Che poi ci sia un qualche istituto di rating pronto a certificare che più dei due terzi delle sofferenze del Monte possano essere cartolarizzate con la garanzia della GACS, penso serpeggi più di un dubbio. Se così non fosse, ovviamente, anche il prezzo di acquisto degli NPL ventilato sui giornali in questi giorni subirebbe un brusco ridimensionamento.
Poi, una volta sistemata questa operazione, dovrebbe scattare - a fine anno, diciamo - l'aumento di capitale, praticamente una barzelletta. Se infatti non fosse tragico, sarebbe sicuramente comico pensare che ci siano investitori pronti a mettere cinque miliardi in una banca che (pur con molti NPL in meno) certo non ha risolto i suoi problemi (che, ribadiamolo, sono problemi soprattutto di redditività). Il cerino resterà in mano al consorzio di garanzia - Mediobanca, J.P. Morgan, Bank of America Merrill Lynch, Citi, Credit Suisse, Deutsche Bank, Goldman Sachs e Santander - che però, per il momento, non si è impegnato in modo definitivo a sottoscrivere le nuove azioni.
Guarda caso.
Oppure, e secondo me è assai più probabile, resterà i mano a soci e obbligazionisti subordinati della banca, che esploderà in faccia a Renzi o a chi ci sarà, allora, al posto suo. Con buona pace del signore qui accanto (da  Milano Finanza), e delle sue sicurezze.
In ogni caso, il puzzo dell'ammuina si sente lontano un chilometro.
Per chi non ci credesse, rimando a questo ottimo articolo - documentato, chiaro, esaustivo - di Palombi sul Fatto Quotidiano.
Poi c'è lo psicodramma Unicredit che, come si sa, non ha sostanzialmente passato gli ultimi stress test nel caso di "scenario avverso".
La Banca deve fare un aumento di capitale molto significativo, di 5 miliardi (se si presume un tasso di coverage degli NPL al 67% e degli altri crediti problematici al 40%, come per Montepaschi) o - assai più probabilmente - di 7 miliardi (con coverage degli NPL a poco meno dell'80% e degli altri crediti problematici oltre il 30%, che sono gli standard di mercato al momento).
Questi soldi, insomma, servono.
Ma l'aumento non si fa subito.
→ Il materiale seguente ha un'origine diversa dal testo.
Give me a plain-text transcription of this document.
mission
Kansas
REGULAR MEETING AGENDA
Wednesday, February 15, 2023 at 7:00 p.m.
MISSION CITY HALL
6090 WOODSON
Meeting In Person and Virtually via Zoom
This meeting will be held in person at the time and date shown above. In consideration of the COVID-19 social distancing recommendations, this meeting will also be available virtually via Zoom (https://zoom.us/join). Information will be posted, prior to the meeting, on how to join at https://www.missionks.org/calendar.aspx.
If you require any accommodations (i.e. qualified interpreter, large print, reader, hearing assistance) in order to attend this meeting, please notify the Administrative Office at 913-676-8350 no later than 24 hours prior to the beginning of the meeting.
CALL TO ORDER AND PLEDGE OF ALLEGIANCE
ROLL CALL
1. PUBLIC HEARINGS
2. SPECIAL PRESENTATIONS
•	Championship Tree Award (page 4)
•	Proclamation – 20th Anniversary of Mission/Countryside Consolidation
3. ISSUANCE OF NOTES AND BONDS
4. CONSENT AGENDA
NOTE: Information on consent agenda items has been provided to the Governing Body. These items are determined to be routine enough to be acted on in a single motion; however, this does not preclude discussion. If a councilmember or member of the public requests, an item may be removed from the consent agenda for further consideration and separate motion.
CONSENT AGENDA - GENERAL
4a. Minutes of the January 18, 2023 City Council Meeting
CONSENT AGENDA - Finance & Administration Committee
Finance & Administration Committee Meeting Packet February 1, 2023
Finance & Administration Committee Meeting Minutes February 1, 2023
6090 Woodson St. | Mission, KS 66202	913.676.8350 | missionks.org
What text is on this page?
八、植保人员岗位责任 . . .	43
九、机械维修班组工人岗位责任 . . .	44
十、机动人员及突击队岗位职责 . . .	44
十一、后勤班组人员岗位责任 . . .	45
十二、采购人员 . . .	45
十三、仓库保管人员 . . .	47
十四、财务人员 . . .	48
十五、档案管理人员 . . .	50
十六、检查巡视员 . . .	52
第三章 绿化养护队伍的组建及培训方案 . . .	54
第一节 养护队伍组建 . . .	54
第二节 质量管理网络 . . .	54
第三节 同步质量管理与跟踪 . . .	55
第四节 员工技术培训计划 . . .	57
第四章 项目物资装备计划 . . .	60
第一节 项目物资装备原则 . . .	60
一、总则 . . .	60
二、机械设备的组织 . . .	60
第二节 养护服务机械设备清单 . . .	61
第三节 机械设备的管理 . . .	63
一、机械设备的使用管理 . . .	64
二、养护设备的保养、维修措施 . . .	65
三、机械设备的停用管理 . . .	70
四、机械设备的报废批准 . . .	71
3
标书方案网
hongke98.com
Si aspetta gennaio o febbraio prossimi, addirittura dopo Mps.
Perché?
La versione ufficiale è che l'esatto ammontare dell'aumento possa essere stimato soltanto dopo la cessione di alcuni gioielli della corona, Pekao (secondo gruppo bancario polacco) e Fineco (banca multicanale con una solida rete di promotori finanziari), la quotazione in borsa di Pioneer (società di asset management che doveva essere fusa con la sua omologa controllata da Santander, prima che tutta l'operazione finisse inopinatamente in vacca), la fine della vicenda relativa allo scorporo di parte delle attività di Bank Austria (per la successiva vendita di quello che resta).
Non solo: per rendere il tutto più fumoso si parla anche di un convertendo da un paio di miliardi che permetterebbe di spostare nel tempo l'aumento, riducendo anche la diluizione, inevitabile, delle fondazioni bancarie (che in primo luogo non hanno soldi, in secondo devono rispettare il vincolo del 30% imposto, a buoi ampiamente scappati, da quel sovrano illuminato dell'Acri che è Giuseppe Guzzetti). I risultati di un'operazione del genere si possono immaginare...
Anche qui, il puzzo dell'ammuina è quasi mefitico.
E prende anche un non so che di molto sinistro, ove si consideri il ruolo di Mediobanca, "garante italiano" dell'aumento Mps, che tanto italiano potrebbe non esserlo più, se Mustier per guadagnare altro tempo decidesse di disfarsi anche della quota che Unicredit ha in MB.
Se poi a questo aggiungiamo l'inerzia del governo rispetto ai rumors che vorrebbero una fusione fra Axa e Generali sotto l'egida di Bolloré, con conseguente perdita dell'ultimo player internazionale davvero nostro, si capisce come siamo messi (male).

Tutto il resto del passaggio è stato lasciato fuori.